L’équipe de Kellet trouvera « l’Investigator « et ramenera l’équipage en Angleterre, prouvant que le passage était réalisable sans obstruction de glace.


>> Roald Amundsen
L’idée que le passage du Nord Ouest était impraticable persista durant prés de 50 ans après cette période d’intense recherche de l’expédition Franklin, jusqu’à ce que Roald Amundsen, Norvégien, se lance à nouveau dans une tentative qui allait cette fois si aboutir, en trois ans, à la découverte d’un passage maritime entre l’atlantique et le Pacifique par le nord du Canada. Sous l’influence de Fritjof Nansen, alors figure
emblématique des explorations polaires, le cotre la « Gjoa » quitte Oslo le 16 juin 1903 avec 7 hommes d’équipage en direction du cap Farewell, monte jusqu’à la baie de Melville et s’engage dans le Lancaster.

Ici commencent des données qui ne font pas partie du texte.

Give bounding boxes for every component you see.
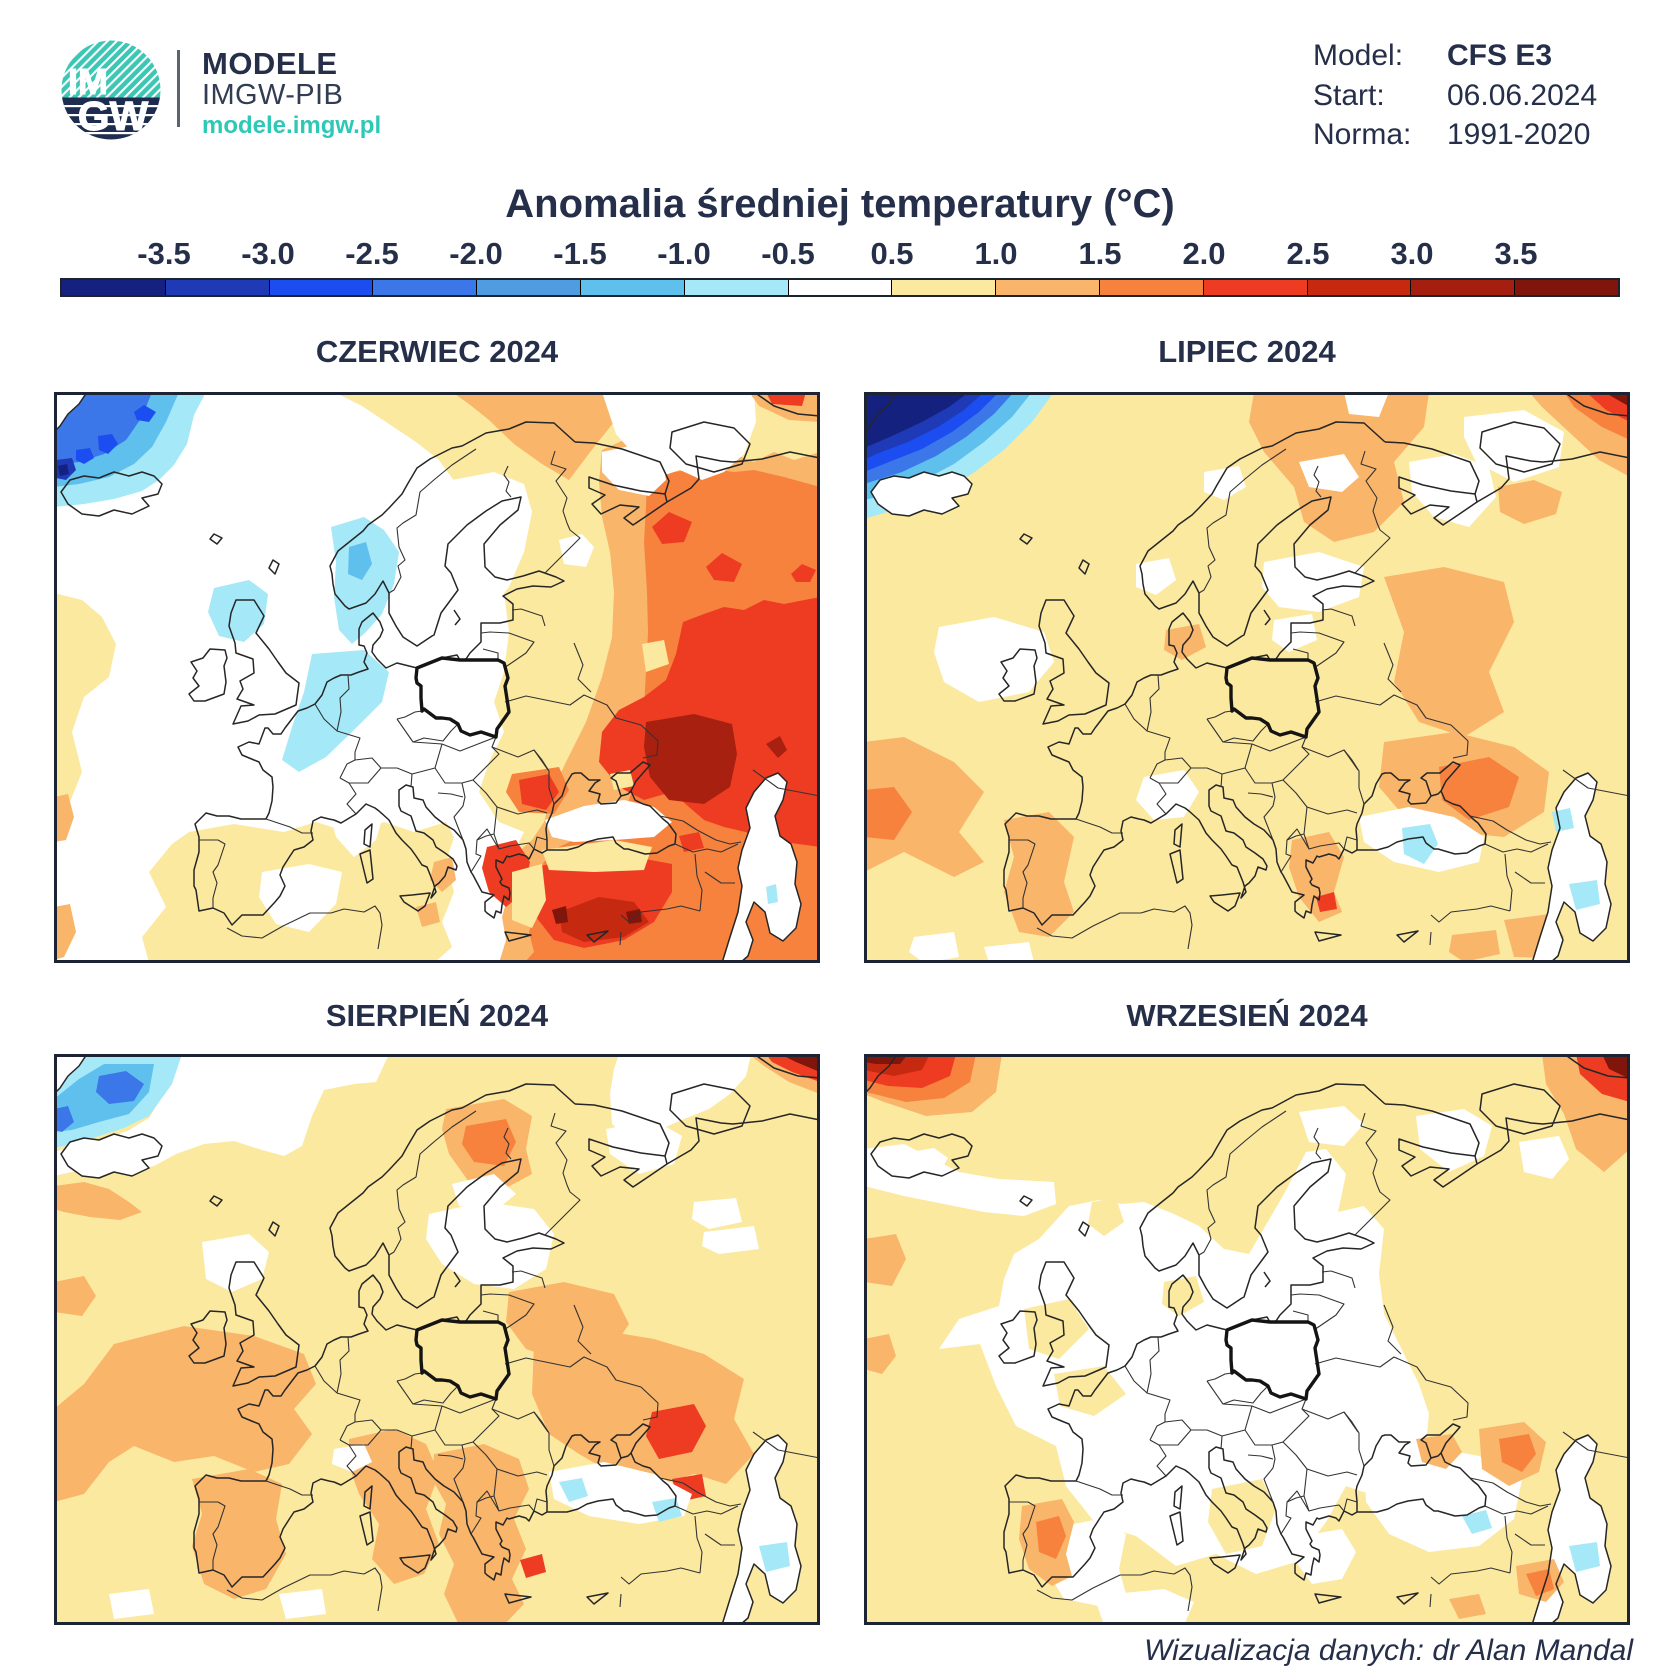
svg-text:GW: GW bbox=[78, 93, 149, 139]
svg-text:IM: IM bbox=[68, 61, 108, 102]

Après avoir connu plusieurs talonnages qui auraient pu lui être fatal au nord de l’île Matty (69°29’N-95°40’W), et un début d’incendies dans la cale moteur, la « Gjoa » trouve un lieu d’hivernage sur l’île du roi Guillaume. Commence alors une attente de 23 mois qui vont être l’occasion pour Amundsen et son équipage d’effectuer plusieurs recherches sur le magnétisme, ainsi que sur la reconnaissance des terres environnantes et sur la
 
connaissance du peuple Inuit. Le 12 août 1905, la « Gjoa » quittait la petite baie qui porte aujourd’hui le nom de Gjoa Haven (68°38’N-95°52’W) pour se diriger vers l’ouest, et après un second hivernage un peu après l’embouchure du fleuve Mackenzie, la « Gjoa » pu enfin franchir le détroit de Béring. Roald Amundsen et son équipage devenaient les premiers hommes à franchir le passage du Nord Ouest.


Sources:
Alain Fillion.
« à la recherche de l’expédition Franklin disparue dans l’archipel arctique ».
Editions du Félin 2007. Collection Les marches du temps.

Amiral Cornuault.
« Les forceurs du passage du nord-ouest ».
Editions france-empire 1971.
Sailing Directions. Arctic Canada. Pêches et Océans. Volume 1.